In the winter of 1862-3, we make a second rain into Mo., and had a hard fight at Hartville, in which out battery suffered severely. The first man killed was Charley Alexander, a Cape [Girardeau] County boy, shot through the heart while charging into town at the head of the column. A preacher named Smith, who rode and drove the wheIel span on one of the guns was shot through the chest as we were going into battle, but he would not leave his post until after calling" "Boys, I am shot through and must die, come quick and take the horses or they will run off with the limber," fell dead when relieved.
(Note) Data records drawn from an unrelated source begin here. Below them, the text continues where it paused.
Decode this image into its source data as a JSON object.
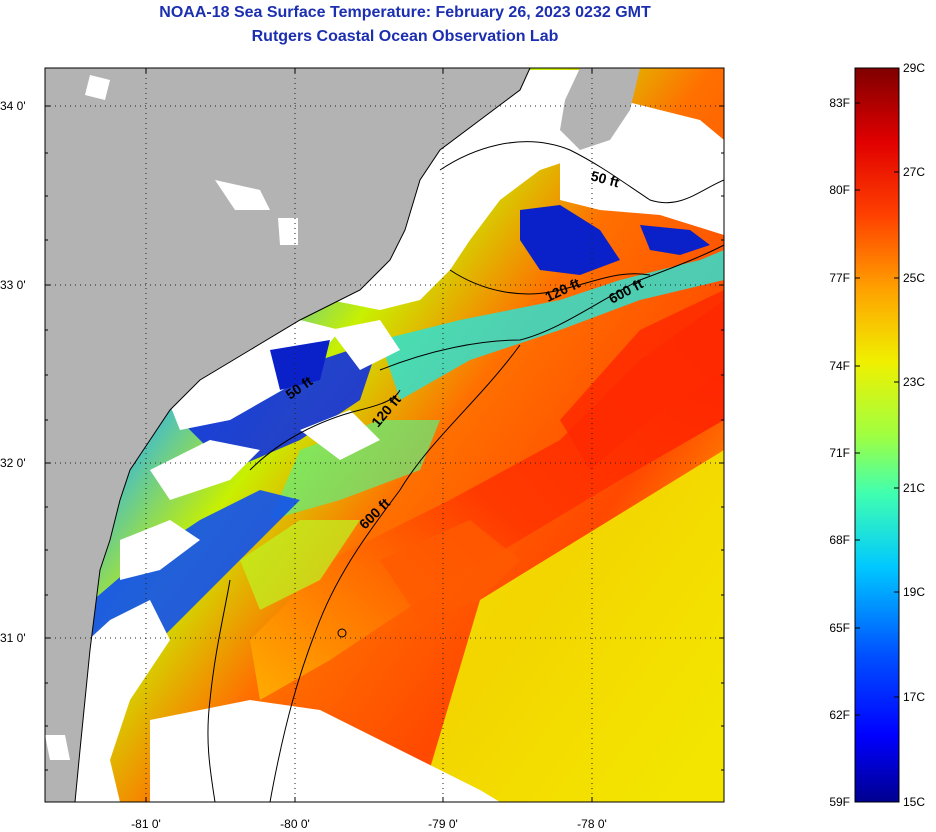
{
  "header": {
    "title": "NOAA-18 Sea Surface Temperature:  February 26, 2023 0232 GMT",
    "subtitle": "Rutgers Coastal Ocean Observation Lab"
  },
  "map": {
    "lat_labels": [
      "34 0'",
      "33 0'",
      "32 0'",
      "31 0'"
    ],
    "lon_labels": [
      "-81 0'",
      "-80 0'",
      "-79 0'",
      "-78 0'"
    ],
    "contour_labels": [
      "50 ft",
      "120 ft",
      "600 ft",
      "50 ft",
      "120 ft",
      "600 ft"
    ]
  },
  "colorbar": {
    "fahrenheit": [
      "83F",
      "80F",
      "77F",
      "74F",
      "71F",
      "68F",
      "65F",
      "62F",
      "59F"
    ],
    "celsius": [
      "29C",
      "27C",
      "25C",
      "23C",
      "21C",
      "19C",
      "17C",
      "15C"
    ]
  },
  "colors": {
    "land": "#b3b3b3",
    "cloud": "#ffffff",
    "title": "#1c2fb0"
  }
}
What became of the battery following Marmadukes' First Missouri Expedition is unclear. It is possible that Brown's Battery also participated in General Marmaduke's Second Missouri Expedition. In April 1863, there is a reference to Brown's Battery of Greene's Brigade in a General Order No. 10., issued by General Holmes, which refers to the court martial of one of the battery's soldiers for offences committed in February 1863 when the battery was stationed at Batesville, Arkansas. The battery is listed as belonging to Colonel Colton Greene's Missouri Cavalry Brigade of Brigadier General Marmaduke's Missouri Cavalry Division as of May 20, 1863, with the added comment "ordered to Little Rock". The battery virtually disappears from the records at that point. Brown's Battery is not mentioned in Marmaduke's report of the raid, however, Marmaduke's report does mention that his force included that eight field pieces and two mountain guns. It is assumed that Collins's battery of Shelby's Brigade had four cannons, and it is likely that Pratt's battery of Carter's Brigade of Texans also had four pieces. That does not account for the two other weapons he reported having on the raid. These could be the two pieces of Brown's Battery attached to Greene's Brigade. The battery is listed as being assigned to Greene's Brigade on May 20, 1863, immediately after the raid. General Marmaduke began his second raid into Missouri from Northeast Arkansas on April 18, 1863. During the raid, he intended to obtain much-needed supplies for his troops, several hundred of whom were unarmed and un-mounted. Marmaduke organized his division of about 5,000 men into two columns, each made up of two brigades. Colonel George W. Carter led one of the columns, which consisted of a brigade led by Colonel Colton Greene and the other by Carter himself. The second column was led by Colonel Joseph O. Shelby and consisted of Shelby's famous "Iron Brigade," commanded by Colonel George W. Thompson, and another brigade commanded by Colonel John Q. Burbridge. In all, the division had between eight and ten pieces of artillery. Following an unsuccessful attack on the heavily fortified city of Cape Girardeau on April 26, 1863, Marmaduke began a retreat to Arkansas, conducting a rear guard action at the Battle of Chalk Bluff on May on May 1 and May 2, 1863 while he crossed his forces back into Arkansas.

==Disbanded==
References to Brown's Battery become very scarce following Marmadukes Second Expedition to Missouri. The May 20, 1863 report of the battery's assignment to Greene's Brigade includes a note that the battery had been ordered to Little Rock. It may be that the battery was ordered to Little Rock to be disbanded. General Holmes issued Special Order No. 23, District of Arkansas, dated April 11, 1863, which appears to have ordered the transfer of 17 members of Brown's Battery who had originally been transferred from Shaler's 27th Arkansas Infantry Regiment to return to their unit. These men are counted as present on the regiment's muster rolls in for April/May 1863. Six other unit members had been discharged from the service on March 23, 1863. While these figures only account for 23 of the 120 men originally ordered to be transferred to the battery from McBride's Brigade in the summer of 1862, they seem to point to the conclusion that the battery was disbanded in April/May 1863. The unit is not mentioned again in the Official Records of the Union and Confederate Armies.